Tropical Software Observations

16 May 2013

Posted by Anonymous

at 5:08 PM

0 comments

Robust Internationalization on Rails

Background

The standard procedure for building an app with a selectable language option is to have a set of files (a pack) for each language where the target string in the target language is referenced by a key. The keys are unique within each language pack and the same between packs.

These language packs could, for example, be in YAML files:

en.yml
hi: Hello, world!
bye: Goodbye, world.
es.yml
hi: ¡Hola, mundo!
bye: AdiĆ³s, mundo.
Ruby on Rails includes the i18n gem by default, giving us a very easy way to produce any snippet of language we need. For example, I18n.t "hi" would return the string "Hello, world!" if our environment is English, and "¡Hola, mundo!" if our environment is Spanish.

If we ask for something that is not defined in our language pack, we get a message to that effect, e.g. "translation missing: en.seeyoulater".  Note that the message includes the missing key ("seeyoulater"), so we can easily go in and add the necessary content.

The Story

In a recent project, I needed to create an admin page which would allow us to identify content that exists in our main language (English) but not in our secondary language (Spanish).  To do this, I needed a way to prevent i18n from generating the translation missing message and instead return something obvious, such as nil.

Fortunately, I18n#t provides an option to raise an exception when content is not found:
I18n.t "seeyoulater", :raise => true
which can then be caught to give us our desired nil.
I18n.t "seeyoulater", :raise => true rescue nil
Problem solved, job done.

Oops

Obviously I wouldn't be writing this post of that were the whole story.

My admin page worked perfectly on the development server, but on production it failed.  The two systems are identical; what could possibly be the cause?

A little bit of detective work uncovered two points:

1.  There's an i18n option, turned on by default in a production environment, to not generate "translation missing" messages.  Instead, when looking for a translation of something that exists in the primary language, i18n will automatically and silently use the original string (e.g.
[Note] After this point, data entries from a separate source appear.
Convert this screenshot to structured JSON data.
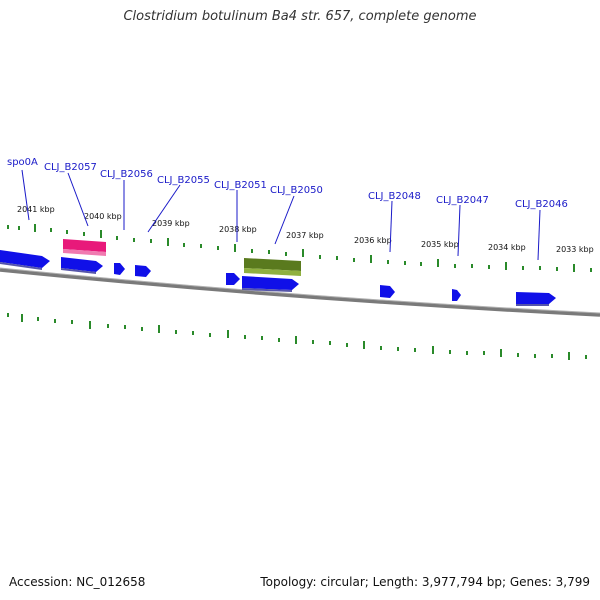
{
  "title": "Clostridium botulinum Ba4 str. 657, complete genome",
  "footer": {
    "accession": "Accession: NC_012658",
    "topology": "Topology: circular; Length: 3,977,794 bp; Genes: 3,799"
  },
  "kbp_labels": [
    "2041 kbp",
    "2040 kbp",
    "2039 kbp",
    "2038 kbp",
    "2037 kbp",
    "2036 kbp",
    "2035 kbp",
    "2034 kbp",
    "2033 kbp"
  ],
  "gene_labels": [
    "spo0A",
    "CLJ_B2057",
    "CLJ_B2056",
    "CLJ_B2055",
    "CLJ_B2051",
    "CLJ_B2050",
    "CLJ_B2048",
    "CLJ_B2047",
    "CLJ_B2046"
  ],
  "colors": {
    "gene_forward": "#1010e8",
    "highlight_pink": "#e8197a",
    "highlight_green": "#6b8e23",
    "tick": "#2a8a2a",
    "backbone": "#7a7a7a",
    "label": "#1a1ac8"
  }
}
English) in place of the missing translation.

2.  This automatic and silent substitution has the unwanted side effect of pre-empting the :raise => true option above.  Now our missing-translation detector is broken.

The symptom of the failure on production was that no translations were reported missing, and much of the content that claimed to be in Spanish was actually in English.

Conclusion

In the end, all is well.  In the end, we didn't need this functionality.
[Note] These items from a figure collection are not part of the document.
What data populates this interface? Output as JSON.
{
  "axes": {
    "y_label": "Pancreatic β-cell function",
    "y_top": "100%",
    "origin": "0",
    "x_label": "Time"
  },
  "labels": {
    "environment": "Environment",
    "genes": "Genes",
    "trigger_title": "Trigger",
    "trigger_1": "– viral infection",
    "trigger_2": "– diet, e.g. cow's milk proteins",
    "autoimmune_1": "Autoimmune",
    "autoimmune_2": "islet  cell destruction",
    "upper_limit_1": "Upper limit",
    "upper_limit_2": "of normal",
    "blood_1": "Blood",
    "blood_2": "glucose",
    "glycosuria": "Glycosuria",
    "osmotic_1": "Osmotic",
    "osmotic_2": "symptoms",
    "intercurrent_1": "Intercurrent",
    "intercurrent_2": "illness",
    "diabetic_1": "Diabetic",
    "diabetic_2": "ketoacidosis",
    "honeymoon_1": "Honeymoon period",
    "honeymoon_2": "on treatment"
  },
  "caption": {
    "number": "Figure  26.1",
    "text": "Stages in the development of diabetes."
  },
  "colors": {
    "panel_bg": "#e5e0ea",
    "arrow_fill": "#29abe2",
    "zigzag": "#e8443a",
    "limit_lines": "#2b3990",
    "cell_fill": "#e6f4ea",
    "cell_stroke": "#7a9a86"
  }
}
But I'm bothered by the fact that the default behavior of i18n is to treat exceptions as things to be avoided at all cost.  Obviously we don't want uncaught exceptions making their way into our error log (or worse yet, to the browser), but there are valid reasons for throwing and catching exceptions, even on a production server, and this is one of them.
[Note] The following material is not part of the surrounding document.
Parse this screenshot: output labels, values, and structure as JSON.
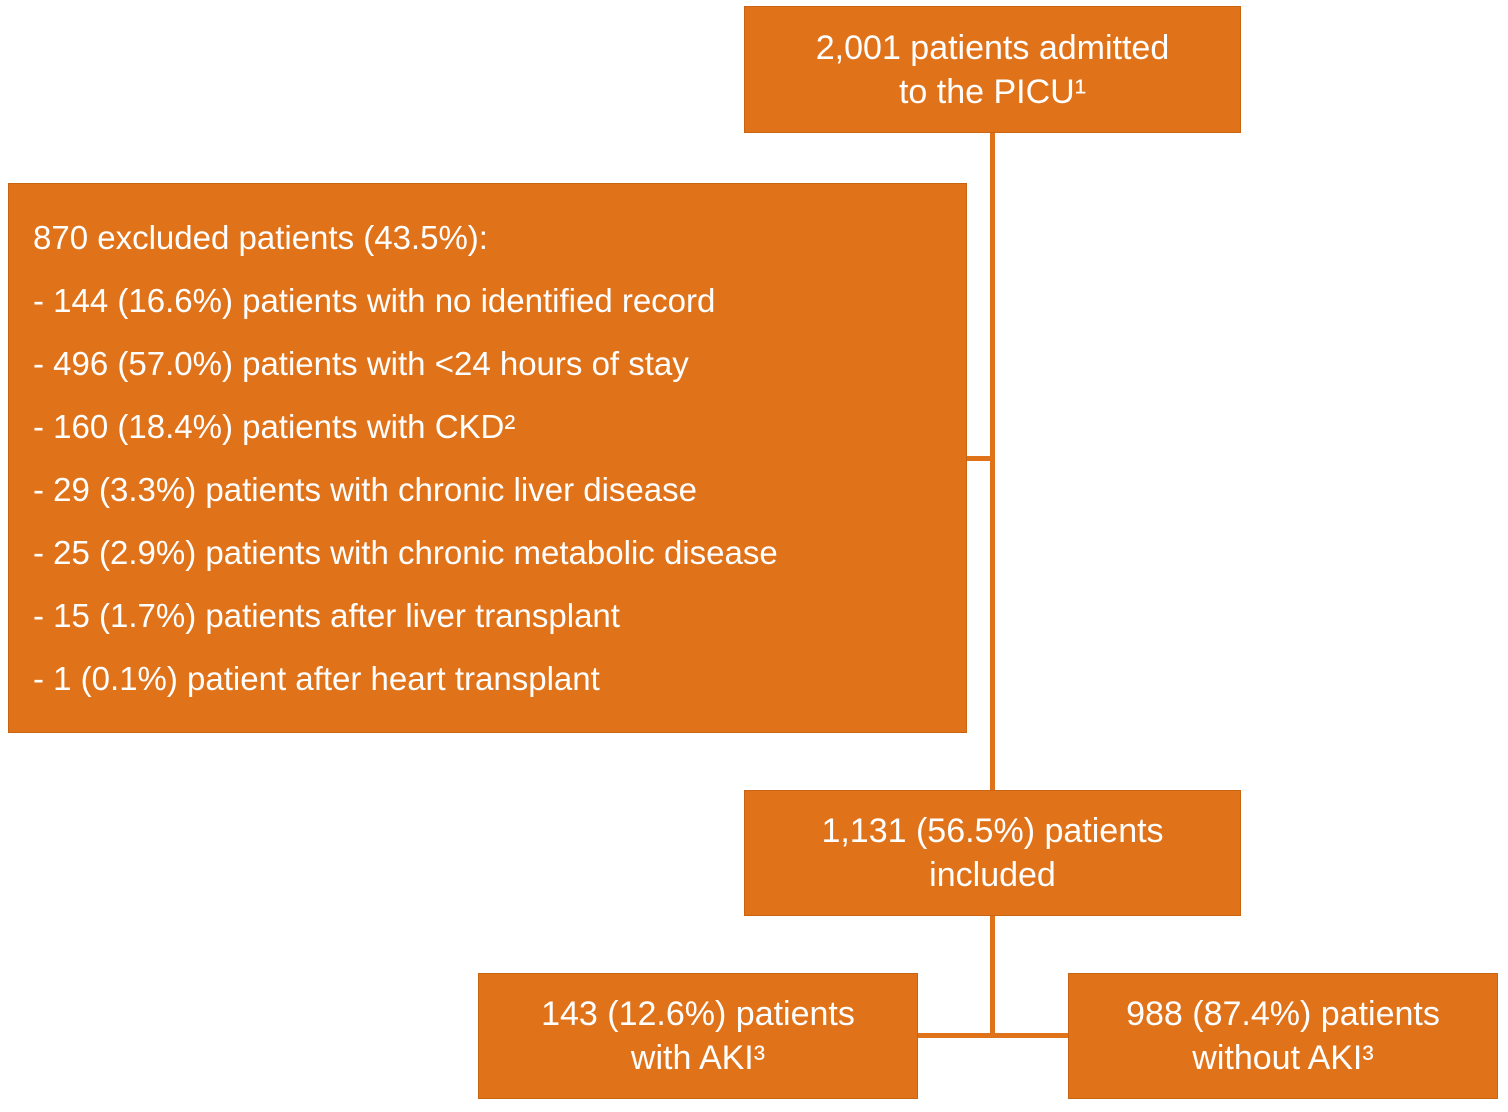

I'm bothered that I've explicitly written into my code that I want an exception, and i18n is pulling rank on me and saying no, you can't have one.

In the end, though, the logical solution is that any translations that need to be managed from the web should ultimately be in stored in a database and managed along with the other dynamic content. Translation data that is stored locally, e.g. in YAML files, should be managed/tested on the development system.